Hasjim Bima J, Ostowari Arsha, Gandawidjaja Monique, Mohammadi Mohsen D, Murphy Linda Suk-Ling, Whealon Matthew D, Vilchez Valery, Ichii Hirohito, Redfield Robert R, Eng Oliver S
Department of Surgery, University of California, Orange, CA, USA.
Industrial Engineering and Management Sciences, Northwestern University, Evanston, IL, USA.
Br J Cancer. 2025 Apr 5. doi: 10.1038/s41416-025-02994-7.
Kidney transplant (KT) patients have higher risks of developing de novo colorectal cancer (CRC) compared to the general population. However, there is still a knowledge gap in their clinical characteristics, as most single- or multi-center efforts are underpowered and lack generalizability.
PubMed, Web of Science, Cochrane CENTRAL, and Scopus databases were queried for studies published until July 22, 2024. Studies reporting the clinicopathologic characteristics and outcomes of de novo CRC among KT recipients were included.
There were 49 articles included involving 1855 KT patients who developed CRC. The mean time from transplantation to CRC diagnosis was 8·7 years (95%CI 7·2, 10·3 years; I = 98·3%). De novo CRC was most commonly located in the ascending colon (43·6%; 95%CI 29·5%, 58·9%; I = 55·3%), and 37·1% had advanced CRC at diagnosis (95%CI 22·3%, 54·8%; I = 64·1%). Although 68·8% underwent curative intent treatment (95%CI 45·4%, 85·4%; I = 65·4%), pooled 5-year survival rate was 31·8% (95%CI 10·5%, 65·1%; I = 82·5%).
De novo CRC was diagnosed in under 10 years after KT, and nearly 40% of patients already have advanced stage disease at diagnosis. The pooled rate of 5-year survival was 31.8%. However, there was wide heterogeneity between studies and further research is required.
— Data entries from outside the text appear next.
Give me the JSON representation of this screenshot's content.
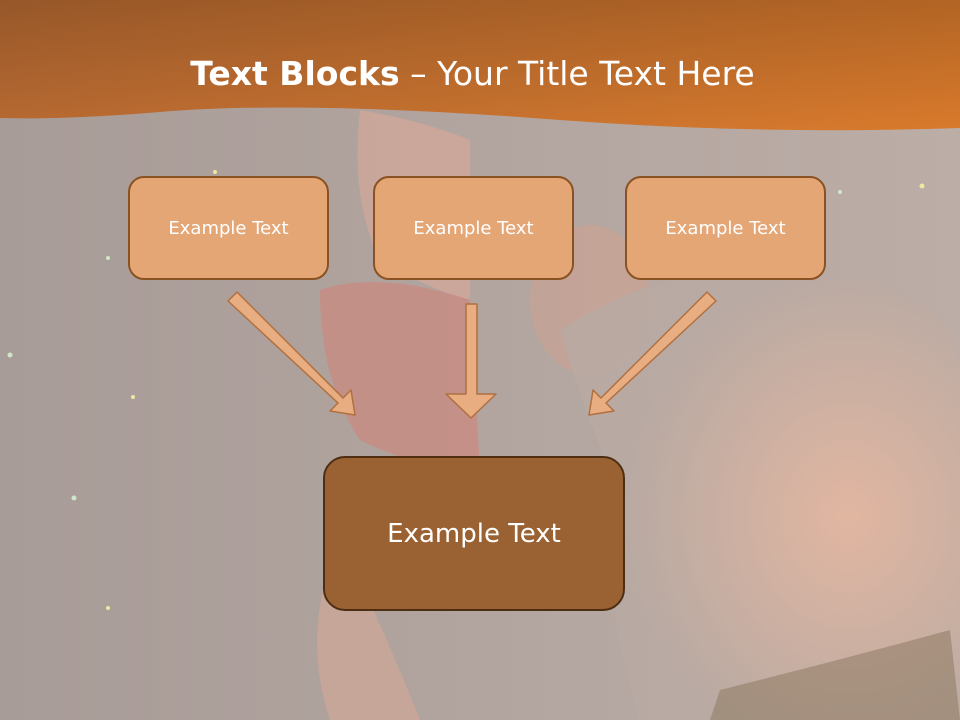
{
  "title": {
    "bold_part": "Text Blocks",
    "dash": " – ",
    "regular_part": "Your Title Text Here"
  },
  "blocks": [
    {
      "text": "Example Text"
    },
    {
      "text": "Example Text"
    },
    {
      "text": "Example Text"
    }
  ],
  "target_block": {
    "text": "Example Text"
  },
  "colors": {
    "header_orange": "#d97a2c",
    "small_box_fill": "#e5a676",
    "small_box_border": "#8a5222",
    "big_box_fill": "#9a6232",
    "arrow_fill": "#e8ad80"
  }
}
PROSPERO Registration: CRD42023415767.
与普通人群相比,肾移植(KT)患者患新发结直肠癌(CRC)的风险更高。然而,由于大多数单中心或多中心研究的样本量不足且缺乏普遍性,其临床特征方面仍存在知识空白。
检索了PubMed、科学网、Cochrane CENTRAL和Scopus数据库中截至2024年7月22日发表的研究。纳入报告KT受者中新发CRC的临床病理特征和结局的研究。
共纳入49篇文章,涉及1855例发生CRC的KT患者。从移植到CRC诊断的平均时间为8.7年(95%CI 7.2,10.3年;I=98.3%)。新发CRC最常见于升结肠(43.6%;95%CI 29.5%,58.9%;I=55.3%),37.1%在诊断时患有晚期CRC(95%CI 22.3%,54.8%;I=64.1%)。尽管68.8%接受了根治性治疗(95%CI 45.4%,85.4%;I=65.4%),但汇总的5年生存率为31.8%(95%CI 10.5%,65.1%;I=82.5%)。
KT后不到10年诊断出新发CRC,近40%的患者在诊断时已处于晚期疾病阶段。汇总的5年生存率为31.8%。然而,研究之间存在广泛的异质性,需要进一步研究。PROSPERO注册编号:CRD42023415767。